Paul Simon
Graceland: 25th Anniversary

“I have reason to believe we all will be received in Graceland.” A tentative, but clear assertion for the injection of African and world music into the MTV generation’s psyche. About a year after Live Aid, in the gathering flurry of AIDS, underneath a cloud of Reagan-induced punk and Dionysian hairspray-tainted metal, Paul Simon travelled to apartheid-torn South Africa to record an album with musicians in a land that could barely be shrugged at by pop music consumers. This was well after Peter Gabriel’s “Biko,” a brooding, dark, and all too real-life protest song about the eponymous apartheid activist. In contrast to the sinister feel of the Gabriel ode, Simon’s composition would be undoubtedly happy, sunny, and fancy-free.

However, underneath all those joyful jams, Simon managed to slip in plenty of metaphor and social critique. The leadoff track, “Boy in the Bubble,” starts with a folky accordion riff and leads innocently to a rousing jig. There’s plenty of room for lyrics about a cute girl with a ribbon in her hair or something, but instead Simon croons a picture of a bomb blast in an urban war zone, meaning you could easily miss because you were too busy dancing. The commentary doesn’t end there; the title track’s journey to Elvis’ home is fraught with memories of a broken marriage and populated by the gorgeous dregs of the American dream. “You Can Call Me Al,” contrary to the comedic video (the bass isn’t played by Chevy Chase, it’s Bakithi Kumalo), depicts people looking back on their lives, wondering why they didn’t get the attention they needed desperately, with the aging “foreign man” afraid to end up in a “cartoon graveyard.” Simon is known for more than pop music—just look at his pre-solo catalog with Art Garfunkel—but this was the song that landed him on MTV, in khakis and deck shoes.

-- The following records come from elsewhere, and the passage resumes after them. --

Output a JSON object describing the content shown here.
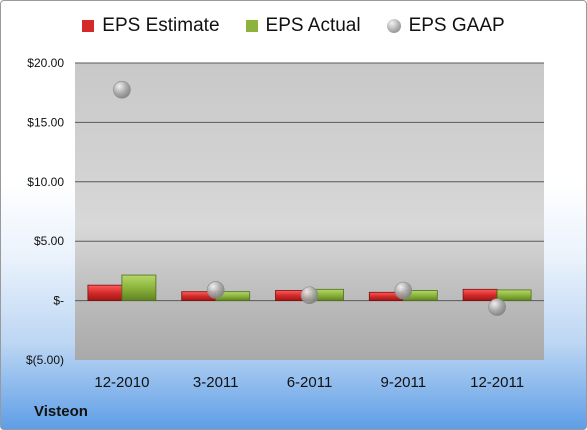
{
  "legend": [
    {
      "label": "EPS Estimate",
      "color": "#d42a2a"
    },
    {
      "label": "EPS Actual",
      "color": "#8cb43c"
    },
    {
      "label": "EPS GAAP",
      "color": "#a7a7a7"
    }
  ],
  "company": "Visteon",
  "chart_data": {
    "type": "bar",
    "categories": [
      "12-2010",
      "3-2011",
      "6-2011",
      "9-2011",
      "12-2011"
    ],
    "series": [
      {
        "name": "EPS Estimate",
        "type": "bar",
        "values": [
          1.3,
          0.75,
          0.85,
          0.7,
          0.95
        ]
      },
      {
        "name": "EPS Actual",
        "type": "bar",
        "values": [
          2.15,
          0.75,
          0.95,
          0.85,
          0.9
        ]
      },
      {
        "name": "EPS GAAP",
        "type": "scatter",
        "values": [
          17.75,
          0.9,
          0.45,
          0.85,
          -0.55
        ]
      }
    ],
    "yticks": [
      20,
      15,
      10,
      5,
      0,
      -5
    ],
    "ytick_labels": [
      "$20.00",
      "$15.00",
      "$10.00",
      "$5.00",
      "$-",
      "$(5.00)"
    ],
    "ylim": [
      -5,
      20
    ],
    "grid": true,
    "legend_position": "top"
  }
}
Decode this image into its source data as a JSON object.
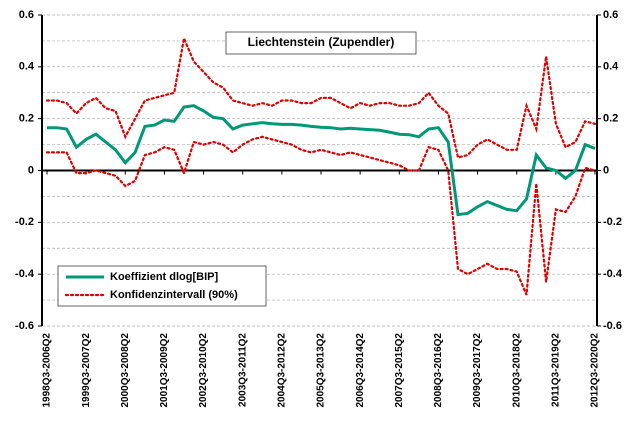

And then you get to “Homeless,” the song that made Ladysmith Black Mambazo a household name (at least in my household), the song that brought a thousand voices into harmonies we had no idea could exist. We also had no idea what they were singing, but the soul of the song was obvious. It was obvious that it was something that we would only ever have experienced because Paul Simon defied the artistic boycott of South Africa to bring this music to the world. He wasn’t exploiting them like old blues men, he was giving them a lift up to the white-dominated world of popular music. There was no looking back for Ladysmith Black Mambazo; it seems like they were all over late-night television for the whole of the ’80s.

As for the extra songs in this deluxe reissue, do we really need them? Graceland is a solid record, but it’s nice to hear how the songs worked their way into existence. So, yes, it is worthwhile having a demo version of “You Can Call Me Al” and an alternate take of “Diamonds on the Soles of Her Shoes.” Plus, there’s plenty of song explanation on the accompanying DVD. The rehearsal footage makes it absolutely clear, if it wasn’t from the actual album, that bassist Bakithi Kumalo was the glue that held the band together. He translates to the non-English speakers for Paul Simon; he nods to the other players for changes; he keeps his head moving to anchor the beat; and he sure knows how to pull off a three-finger slide on the bass. As a whole package, the 25th Anniversary edition of Graceland is thorough and tasteful, and thankfully avoids the masturbatory weakness of the majority of reissues. Graceland can stand on its own, but maybe the youngsters who think that Vampire Weekend came up with this sound will now get a chance to hear the truth.